Me lo saco de encima y lo arrastro a la cama. Nos volvemos a besar con furia de amantes. Su boca huele a sexo. La faldita cae al piso y me pongo en cuatro como un perrito sobre las sábanas desordenadas. Me vuelve a lubricar y esta vez la cabeza entra con dolor hasta que llega el cuerpo de la polla y se acomoda a mi entrada y ya no me duele. Ka es un experto en demorarse, en saborearme. Y como se tarda, me toco, me masturbo para que se me pare de nuevo, de tan caliente que me tiene, follándome como a una perra. Le escucho un gemido sordo, grave, como de angustia. De repente se queda quieto, adentro, como esperando. La pija le palpita y el placer de la carne viva, latiendo, me asfixia. Al ratito vuelve a empezar, y mi respiración marca el ritmo de los sentidos: exhalo con grito de gata cuando entra, e inhalo cuando sale, en eso consiste mi gemido, tan felino que el señor Ka empieza a temblar como una hoja y en el último empuje, cuando siento que se tensa y me llena el culo con su palo duro y tibio, se derrama, se rompe, con un grito que me da miedo de que le esté pasando algo malo, la muerte dulce le dicen. Se le pone aún más dura —cómo es posible, pienso— y se convulsiona, apenas antes de que un torrente de semen me inunde las entrañas. No se apura, se demora en el orgasmo. Cada tanto le vienen arrebatos, un espasmo más leve y otro más, como el eco en la montaña. Se apaga pero igual se queda adentro, el tiempo en que siento que la pija se ablanda como la manteca hasta salirse. Y cuando la saca finalmente, un chorro de leche se derrama como el hilo de una catarata por mi pierna. Y cuando se va, cuando afloja la presión de su carne dentro de mí, me viene un segundo orgasmo, suave, placentero, delicioso que me hace suspirar hasta desmayarme entre las sábanas.

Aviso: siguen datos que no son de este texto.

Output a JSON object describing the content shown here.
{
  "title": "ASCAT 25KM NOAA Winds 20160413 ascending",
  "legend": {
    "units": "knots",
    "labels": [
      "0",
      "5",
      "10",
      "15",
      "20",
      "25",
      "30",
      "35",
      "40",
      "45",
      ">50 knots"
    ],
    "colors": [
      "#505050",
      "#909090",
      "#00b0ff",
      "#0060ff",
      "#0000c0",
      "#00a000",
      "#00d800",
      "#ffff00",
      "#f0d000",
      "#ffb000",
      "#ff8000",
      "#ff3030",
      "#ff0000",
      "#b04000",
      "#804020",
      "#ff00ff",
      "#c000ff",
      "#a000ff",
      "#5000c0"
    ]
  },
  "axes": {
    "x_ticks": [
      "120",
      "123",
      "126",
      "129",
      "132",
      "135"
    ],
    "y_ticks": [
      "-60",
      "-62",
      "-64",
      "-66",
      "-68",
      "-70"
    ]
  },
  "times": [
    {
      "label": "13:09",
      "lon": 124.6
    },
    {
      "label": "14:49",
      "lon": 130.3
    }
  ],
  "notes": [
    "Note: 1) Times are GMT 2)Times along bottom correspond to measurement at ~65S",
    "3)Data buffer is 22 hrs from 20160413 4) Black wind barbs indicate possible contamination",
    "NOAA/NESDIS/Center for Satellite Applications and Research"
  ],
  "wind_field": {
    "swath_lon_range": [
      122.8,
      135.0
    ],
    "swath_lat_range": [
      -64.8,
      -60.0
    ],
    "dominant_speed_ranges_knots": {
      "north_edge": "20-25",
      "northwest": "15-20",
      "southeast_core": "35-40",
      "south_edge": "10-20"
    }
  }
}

Desperté con los golpecitos en la puerta, el sol del mediodía difuminaba las formas de la terraza. Era un botones que traía un carrito con comida. Lo recibí envuelto en una bata sedosa que encontré al pie de la cama. El señor Ka no estaba pero en el carrito había una nota con los billetes, dos mil más que lo acordado. Me sentí muy puta. También me había dejado varias bolsas con ropa y zapatos de regalo.

Me enteré por Giuliani que, antes de irse para el aeropuerto, Fukuhara había firmado el contrato. Cuando comprobé que el banco había acreditado el cheque de la empresa mandé el telegrama de renuncia.